Ronningstam suggests this is sometimes possible but rarely straightforward. The grandiose self exists to protect against unbearable shame and emptiness; dismantling it threatens psychological annihilation. Skilled therapists approach this indirectly, addressing shame sensitivity carefully, allowing patients to discover their own patterns rather than having them pointed out, and creating space for authentic affect to emerge without immediately interpreting it. Moments of genuine connection do occur, particularly following experiences of loss or failure that temporarily soften defenses. However, these moments are often followed by intensified grandiosity as the patient re-stabilises their defenses. Reaching the authentic self requires years of careful work, and many patients leave before this becomes possible.
Narcissistic patients often seek to establish special status—wanting extra time, after-hours availability, or acknowledgment of their unique importance. Ronningstam advises maintaining consistent boundaries while understanding the underlying need. The demand for specialness reflects the patient's fragile self-esteem, which requires external confirmation of worth. Granting the demands reinforces the pathology and creates unsustainable treatment. Rigidly refusing triggers narcissistic injury and treatment dropout. The therapeutic path lies between: acknowledging the underlying feeling ('You want me to recognise something important about you') without gratifying the specific demand, while exploring what makes ordinary therapeutic arrangements feel insufficient.
Ronningstam discusses what Kernberg called 'negative therapeutic reactions'—paradoxical worsening precisely when improvement occurs. For narcissists, this reflects several dynamics. Progress means acknowledging that the therapist helped, which triggers the shame of needing help. Improvement threatens the grandiose self-image by demonstrating that there was something wrong. Success in therapy can also activate envy of the therapist's perceived competence and rage at depending on another person. Patients may sabotage progress to prove the therapist is not really helping, thus restoring grandiose self-sufficiency. Clinicians must expect these reactions and use them therapeutically rather than viewing them as treatment failure.
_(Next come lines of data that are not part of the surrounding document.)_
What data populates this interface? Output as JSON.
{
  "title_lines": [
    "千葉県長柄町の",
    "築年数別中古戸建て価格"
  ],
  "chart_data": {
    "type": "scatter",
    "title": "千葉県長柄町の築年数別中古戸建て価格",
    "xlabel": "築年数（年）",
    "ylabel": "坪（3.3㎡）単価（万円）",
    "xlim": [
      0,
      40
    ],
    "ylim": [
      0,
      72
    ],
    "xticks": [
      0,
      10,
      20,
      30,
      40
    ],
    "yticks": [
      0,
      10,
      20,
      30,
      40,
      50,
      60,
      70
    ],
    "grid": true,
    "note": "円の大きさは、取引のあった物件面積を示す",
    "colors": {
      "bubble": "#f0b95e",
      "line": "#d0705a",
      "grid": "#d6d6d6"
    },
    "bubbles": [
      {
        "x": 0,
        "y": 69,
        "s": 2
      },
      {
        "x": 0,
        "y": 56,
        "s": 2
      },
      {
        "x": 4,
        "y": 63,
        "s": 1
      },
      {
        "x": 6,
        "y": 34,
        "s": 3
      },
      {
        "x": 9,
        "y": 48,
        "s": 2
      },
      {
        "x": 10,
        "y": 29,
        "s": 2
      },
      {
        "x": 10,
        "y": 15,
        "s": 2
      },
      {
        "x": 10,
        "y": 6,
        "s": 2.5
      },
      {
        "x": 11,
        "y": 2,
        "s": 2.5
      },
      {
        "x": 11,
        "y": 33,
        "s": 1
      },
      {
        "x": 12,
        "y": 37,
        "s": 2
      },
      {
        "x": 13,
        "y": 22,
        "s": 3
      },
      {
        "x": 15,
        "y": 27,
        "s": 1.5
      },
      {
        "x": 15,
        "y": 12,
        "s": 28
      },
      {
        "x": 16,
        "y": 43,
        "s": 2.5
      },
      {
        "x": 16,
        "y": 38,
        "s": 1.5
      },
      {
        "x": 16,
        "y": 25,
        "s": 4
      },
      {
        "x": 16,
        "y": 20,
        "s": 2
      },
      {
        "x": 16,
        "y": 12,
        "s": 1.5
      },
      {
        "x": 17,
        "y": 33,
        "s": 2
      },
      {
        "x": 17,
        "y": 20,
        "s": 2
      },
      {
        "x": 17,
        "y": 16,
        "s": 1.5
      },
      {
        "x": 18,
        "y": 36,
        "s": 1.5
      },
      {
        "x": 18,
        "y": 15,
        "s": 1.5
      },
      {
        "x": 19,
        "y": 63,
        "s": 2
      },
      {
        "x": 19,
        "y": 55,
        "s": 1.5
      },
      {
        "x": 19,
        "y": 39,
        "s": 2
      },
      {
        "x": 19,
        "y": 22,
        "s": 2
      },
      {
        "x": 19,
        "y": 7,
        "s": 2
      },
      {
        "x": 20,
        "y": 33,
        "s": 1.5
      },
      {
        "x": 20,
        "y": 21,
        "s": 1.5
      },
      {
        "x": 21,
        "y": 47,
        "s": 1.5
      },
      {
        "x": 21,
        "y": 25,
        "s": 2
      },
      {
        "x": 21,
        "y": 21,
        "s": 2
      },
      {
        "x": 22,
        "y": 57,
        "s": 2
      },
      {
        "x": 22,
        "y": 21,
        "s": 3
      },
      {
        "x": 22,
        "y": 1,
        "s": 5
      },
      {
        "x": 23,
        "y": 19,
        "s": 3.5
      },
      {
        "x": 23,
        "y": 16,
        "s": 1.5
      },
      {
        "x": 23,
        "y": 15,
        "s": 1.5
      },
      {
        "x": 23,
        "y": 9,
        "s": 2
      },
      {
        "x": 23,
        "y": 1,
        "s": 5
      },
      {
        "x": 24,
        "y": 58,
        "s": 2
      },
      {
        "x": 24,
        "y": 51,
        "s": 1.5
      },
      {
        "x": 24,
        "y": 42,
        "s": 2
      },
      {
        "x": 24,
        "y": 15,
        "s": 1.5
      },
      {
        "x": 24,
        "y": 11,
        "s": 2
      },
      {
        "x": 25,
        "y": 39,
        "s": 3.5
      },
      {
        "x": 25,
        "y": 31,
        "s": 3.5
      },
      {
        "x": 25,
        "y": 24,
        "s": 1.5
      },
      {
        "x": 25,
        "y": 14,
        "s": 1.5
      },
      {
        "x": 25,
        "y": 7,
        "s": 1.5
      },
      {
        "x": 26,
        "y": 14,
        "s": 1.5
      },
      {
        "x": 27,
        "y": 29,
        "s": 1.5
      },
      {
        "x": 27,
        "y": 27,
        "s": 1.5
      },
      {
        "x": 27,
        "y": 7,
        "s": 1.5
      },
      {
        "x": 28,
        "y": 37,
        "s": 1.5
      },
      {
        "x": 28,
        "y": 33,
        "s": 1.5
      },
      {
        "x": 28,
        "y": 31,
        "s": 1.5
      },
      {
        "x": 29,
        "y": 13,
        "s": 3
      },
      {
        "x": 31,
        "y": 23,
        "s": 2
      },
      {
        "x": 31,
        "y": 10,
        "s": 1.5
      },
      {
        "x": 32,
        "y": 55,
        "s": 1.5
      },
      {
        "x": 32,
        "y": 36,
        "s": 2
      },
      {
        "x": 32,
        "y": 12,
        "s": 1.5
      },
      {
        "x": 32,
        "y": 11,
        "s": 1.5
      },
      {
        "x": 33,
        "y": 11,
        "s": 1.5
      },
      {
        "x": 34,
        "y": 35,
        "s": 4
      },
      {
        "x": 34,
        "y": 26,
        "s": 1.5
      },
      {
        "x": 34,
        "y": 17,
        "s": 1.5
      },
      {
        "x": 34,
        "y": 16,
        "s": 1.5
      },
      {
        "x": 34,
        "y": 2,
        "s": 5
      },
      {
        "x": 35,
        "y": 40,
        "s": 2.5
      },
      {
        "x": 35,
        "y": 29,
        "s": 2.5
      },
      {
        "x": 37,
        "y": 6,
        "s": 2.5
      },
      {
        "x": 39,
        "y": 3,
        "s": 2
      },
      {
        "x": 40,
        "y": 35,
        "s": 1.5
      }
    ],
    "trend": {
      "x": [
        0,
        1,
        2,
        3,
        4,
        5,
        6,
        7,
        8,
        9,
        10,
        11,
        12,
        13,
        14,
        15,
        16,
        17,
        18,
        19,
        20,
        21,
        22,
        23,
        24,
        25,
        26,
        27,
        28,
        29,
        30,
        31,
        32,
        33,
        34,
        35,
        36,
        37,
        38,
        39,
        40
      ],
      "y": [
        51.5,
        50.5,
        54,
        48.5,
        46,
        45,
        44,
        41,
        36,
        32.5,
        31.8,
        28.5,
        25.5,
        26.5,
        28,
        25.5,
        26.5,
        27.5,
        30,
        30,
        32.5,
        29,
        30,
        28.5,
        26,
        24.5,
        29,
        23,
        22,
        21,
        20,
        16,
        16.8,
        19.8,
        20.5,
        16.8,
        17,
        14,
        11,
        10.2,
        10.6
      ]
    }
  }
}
Ronningstam distinguishes these presentations in terms of treatment alliance. Grandiose narcissists typically enter therapy reluctantly, often at others' insistence, and may see nothing wrong with themselves—blaming circumstances or other people for their difficulties. Alliance is harder to establish because they experience less distress from their own patterns. Vulnerable narcissists often present with depression, anxiety, or relationship distress that they do experience as problematic, creating more motivation for treatment. However, their shame sensitivity may be more intense, requiring even more careful pacing of interventions. Both presentations may coexist or alternate in the same patient, requiring the therapist to adjust approach accordingly.